The top 10 resolutions for each new year are often to: lose weight, get organized, spend less/save more, enjoy life to the fullest, stay fit and healthy, learn something exciting, quit smoking, help others in their dreams, fall in love, and spend more time with family.
Most would agree these are great goals, but research indicates if you don’t have accountability these goals will be out the window in a month. What would happen if you and your spouse made some resolutions for your marriage that were fun and actually worked to build up your relationship? Here are some examples:
- Don’t come in and want to “talk” during the Super Bowl unless you want to pick a fight. Instead, schedule time for uninterrupted conversation on a regular basis. Studies show that just five minutes a day can make a huge difference in your relationship.
- If you are interested in knowing what is going on in his head, don’t ask your man to share his feelings. Simply ask, “What do you think?” Chances are good you will actually end up knowing how he feels.
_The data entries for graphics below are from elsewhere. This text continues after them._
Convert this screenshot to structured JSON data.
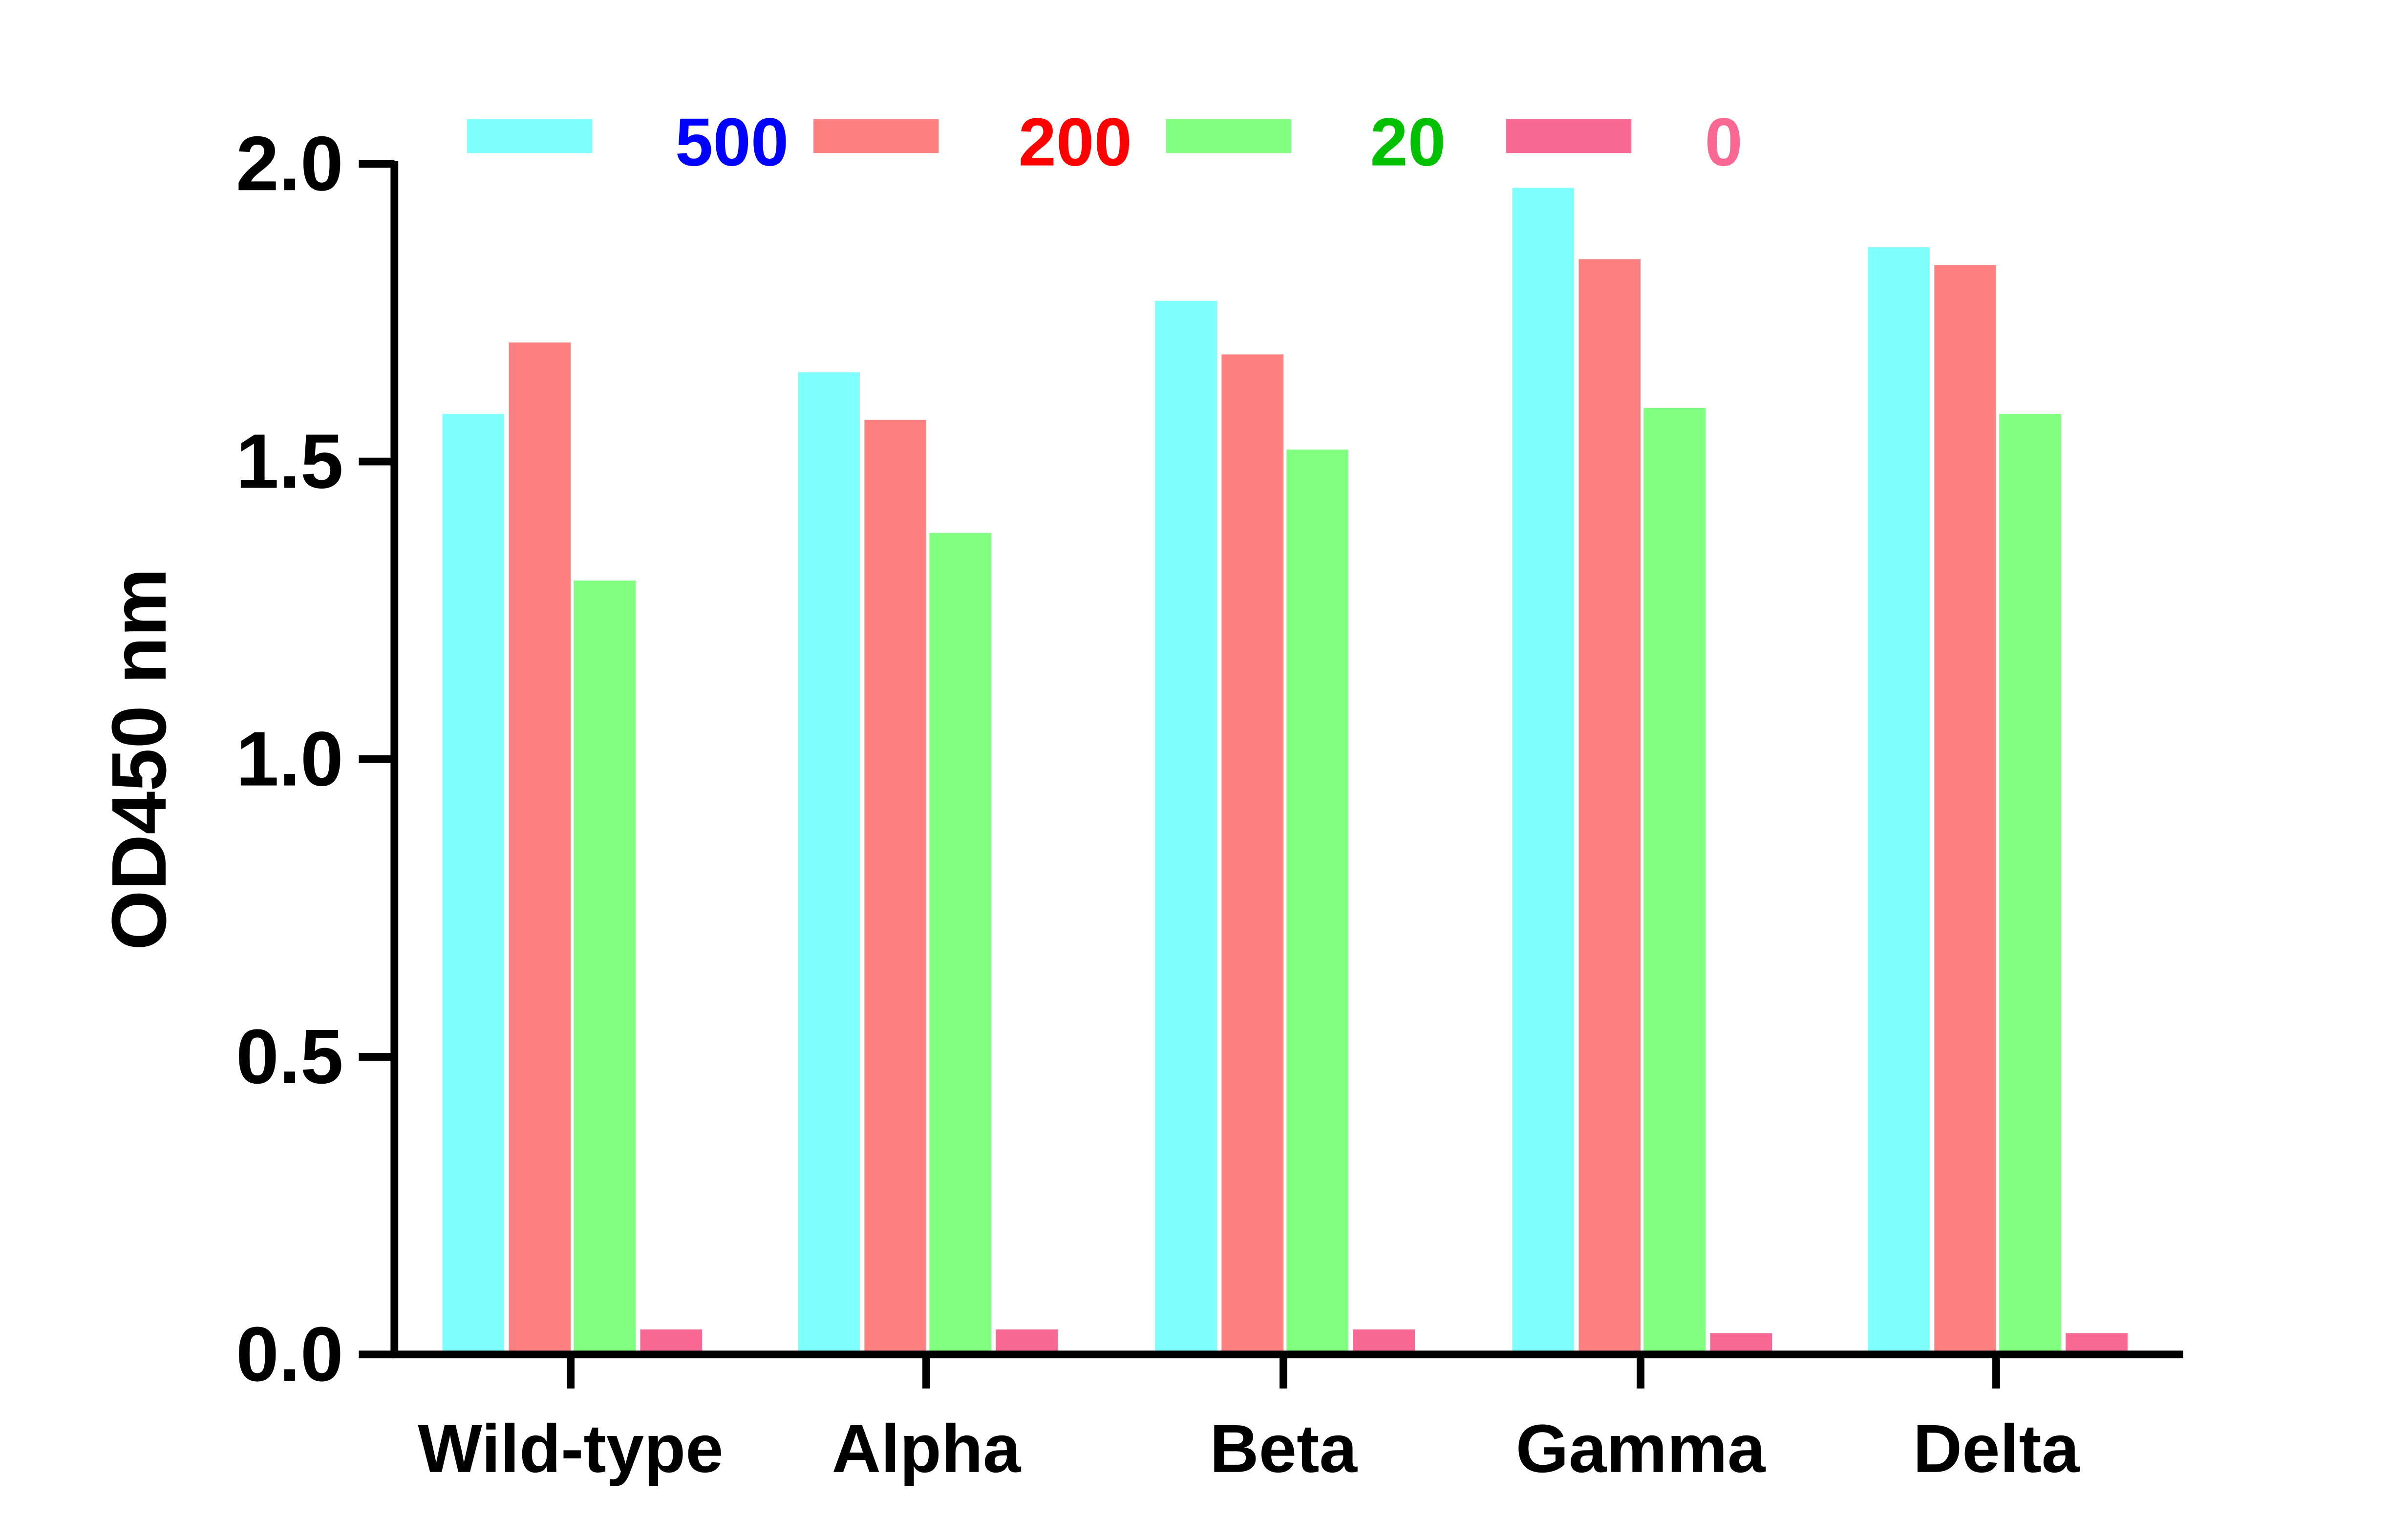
{
  "chart_data": {
    "type": "bar",
    "title": "",
    "xlabel": "",
    "ylabel": "OD450 nm",
    "ylim": [
      0,
      2.0
    ],
    "yticks": [
      "0.0",
      "0.5",
      "1.0",
      "1.5",
      "2.0"
    ],
    "grid": false,
    "legend_position": "top",
    "categories": [
      "Wild-type",
      "Alpha",
      "Beta",
      "Gamma",
      "Delta"
    ],
    "series": [
      {
        "name": "500",
        "color": "#80FFFF",
        "label_color": "#0000FF",
        "values": [
          1.58,
          1.65,
          1.77,
          1.96,
          1.86
        ]
      },
      {
        "name": "200",
        "color": "#FF8080",
        "label_color": "#FF0000",
        "values": [
          1.7,
          1.57,
          1.68,
          1.84,
          1.83
        ]
      },
      {
        "name": "20",
        "color": "#80FF80",
        "label_color": "#00C000",
        "values": [
          1.3,
          1.38,
          1.52,
          1.59,
          1.58
        ]
      },
      {
        "name": "0",
        "color": "#F86893",
        "label_color": "#F86893",
        "values": [
          0.042,
          0.042,
          0.042,
          0.036,
          0.036
        ]
      }
    ]
  }
}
- Eat dinner together. Seriously, taking time away from the television and other technology to eat together enhances communication and connectedness which are crucial to a healthy marriage. If you have children, feed them early and plan a late dinner for the two of you.
- Help your spouse get organized, but remember it’s okay to be spontaneous.
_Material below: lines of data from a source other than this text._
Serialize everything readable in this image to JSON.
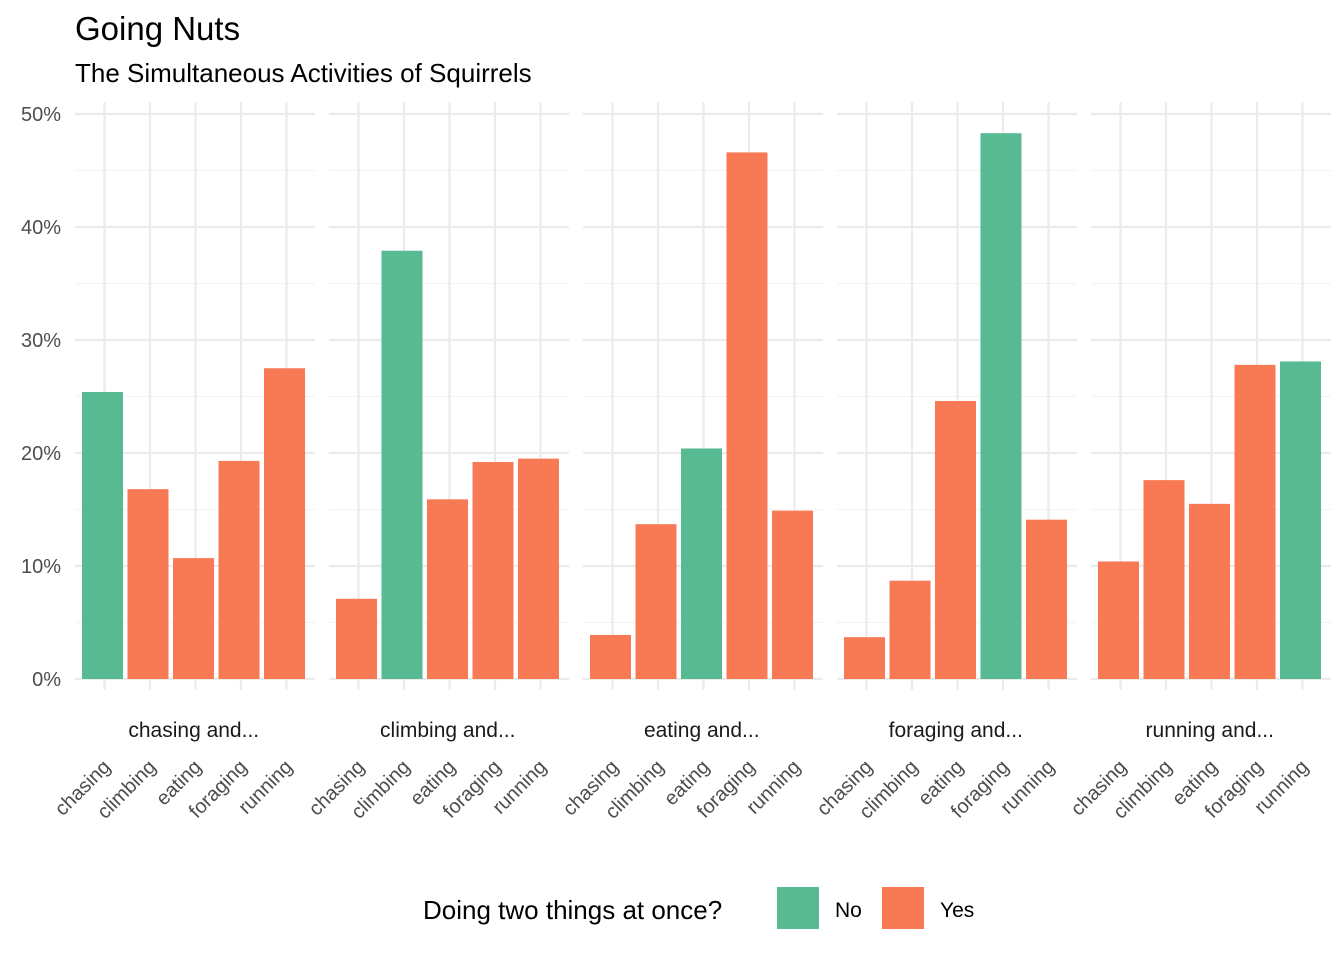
{
  "chart_data": {
    "type": "bar",
    "title": "Going Nuts",
    "subtitle": "The Simultaneous Activities of Squirrels",
    "xlabel": "",
    "ylabel": "",
    "ylim": [
      0,
      0.5
    ],
    "y_ticks": [
      {
        "value": 0.0,
        "label": "0%"
      },
      {
        "value": 0.1,
        "label": "10%"
      },
      {
        "value": 0.2,
        "label": "20%"
      },
      {
        "value": 0.3,
        "label": "30%"
      },
      {
        "value": 0.4,
        "label": "40%"
      },
      {
        "value": 0.5,
        "label": "50%"
      }
    ],
    "grid": true,
    "legend": {
      "title": "Doing two things at once?",
      "position": "bottom",
      "entries": [
        {
          "key": "No",
          "label": "No",
          "color": "#57BA93"
        },
        {
          "key": "Yes",
          "label": "Yes",
          "color": "#F87A54"
        }
      ]
    },
    "categories": [
      "chasing",
      "climbing",
      "eating",
      "foraging",
      "running"
    ],
    "facets": [
      {
        "label": "chasing and...",
        "values": [
          0.254,
          0.168,
          0.107,
          0.193,
          0.275
        ],
        "groups": [
          "No",
          "Yes",
          "Yes",
          "Yes",
          "Yes"
        ]
      },
      {
        "label": "climbing and...",
        "values": [
          0.071,
          0.379,
          0.159,
          0.192,
          0.195
        ],
        "groups": [
          "Yes",
          "No",
          "Yes",
          "Yes",
          "Yes"
        ]
      },
      {
        "label": "eating and...",
        "values": [
          0.039,
          0.137,
          0.204,
          0.466,
          0.149
        ],
        "groups": [
          "Yes",
          "Yes",
          "No",
          "Yes",
          "Yes"
        ]
      },
      {
        "label": "foraging and...",
        "values": [
          0.037,
          0.087,
          0.246,
          0.483,
          0.141
        ],
        "groups": [
          "Yes",
          "Yes",
          "Yes",
          "No",
          "Yes"
        ]
      },
      {
        "label": "running and...",
        "values": [
          0.104,
          0.176,
          0.155,
          0.278,
          0.281
        ],
        "groups": [
          "Yes",
          "Yes",
          "Yes",
          "Yes",
          "No"
        ]
      }
    ]
  }
}
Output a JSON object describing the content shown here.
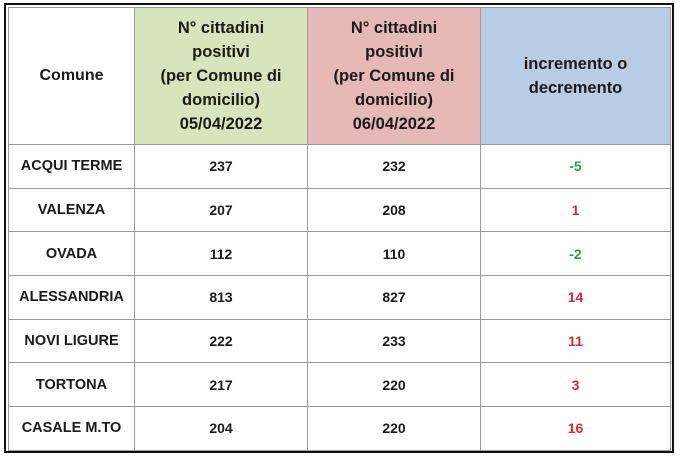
{
  "table": {
    "headers": {
      "comune": "Comune",
      "date1": [
        "N° cittadini",
        "positivi",
        "(per Comune di",
        "domicilio)",
        "05/04/2022"
      ],
      "date2": [
        "N° cittadini",
        "positivi",
        "(per Comune di",
        "domicilio)",
        "06/04/2022"
      ],
      "delta": [
        "incremento o",
        "decremento"
      ]
    },
    "header_colors": {
      "date1": "#d8e4bc",
      "date2": "#e6b8b7",
      "delta": "#b8cce4"
    },
    "delta_colors": {
      "decrease": "#2e9e3e",
      "increase": "#d62b2b"
    },
    "rows": [
      {
        "comune": "ACQUI TERME",
        "d1": "237",
        "d2": "232",
        "delta": "-5"
      },
      {
        "comune": "VALENZA",
        "d1": "207",
        "d2": "208",
        "delta": "1"
      },
      {
        "comune": "OVADA",
        "d1": "112",
        "d2": "110",
        "delta": "-2"
      },
      {
        "comune": "ALESSANDRIA",
        "d1": "813",
        "d2": "827",
        "delta": "14"
      },
      {
        "comune": "NOVI LIGURE",
        "d1": "222",
        "d2": "233",
        "delta": "11"
      },
      {
        "comune": "TORTONA",
        "d1": "217",
        "d2": "220",
        "delta": "3"
      },
      {
        "comune": "CASALE M.TO",
        "d1": "204",
        "d2": "220",
        "delta": "16"
      }
    ]
  }
}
- Help your spouse be spontaneous, but remember it’s okay to plan. The key to both of these goals is clearly balance. Too much planning or spontaneity can make for a miserable marriage.
- If your goal is good health, pay attention to what you eat, get enough rest and exercise regularly. Moderation in eating is important. Take walks together holding hands. Studies show that holding your mate’s hand can decrease your blood pressure. Who knows, this exercise could lead to more “fun exercise.”
- Set goals together no matter what. Decide on one thing that you and your spouse want to accomplish together this year and make plans to see it happen. Doing things as a team throughout the years will help prepare you for becoming empty-nesters.
- Find ways to encourage your spouse. The truth is, most people know deep down what their weaknesses are, but often have trouble knowing and acknowledging their strengths.
- Figure out how to live within your means. At the end of life, relationships trump material things.
- Don’t forget, if you want to have a little fun you can still embarrass your teenagers by just showing up.
- Compete with your spouse by learning to out-serve each other. Selfishness comes naturally; selflessness takes intentional effort.
If you do the above, chances are good that you will lose weight, get organized, spend less/save more, enjoy life to the fullest, get healthy, learn something exciting, quit smoking, help others fulfill dreams, fall more in love with your spouse, and spend more time with family. Who knew?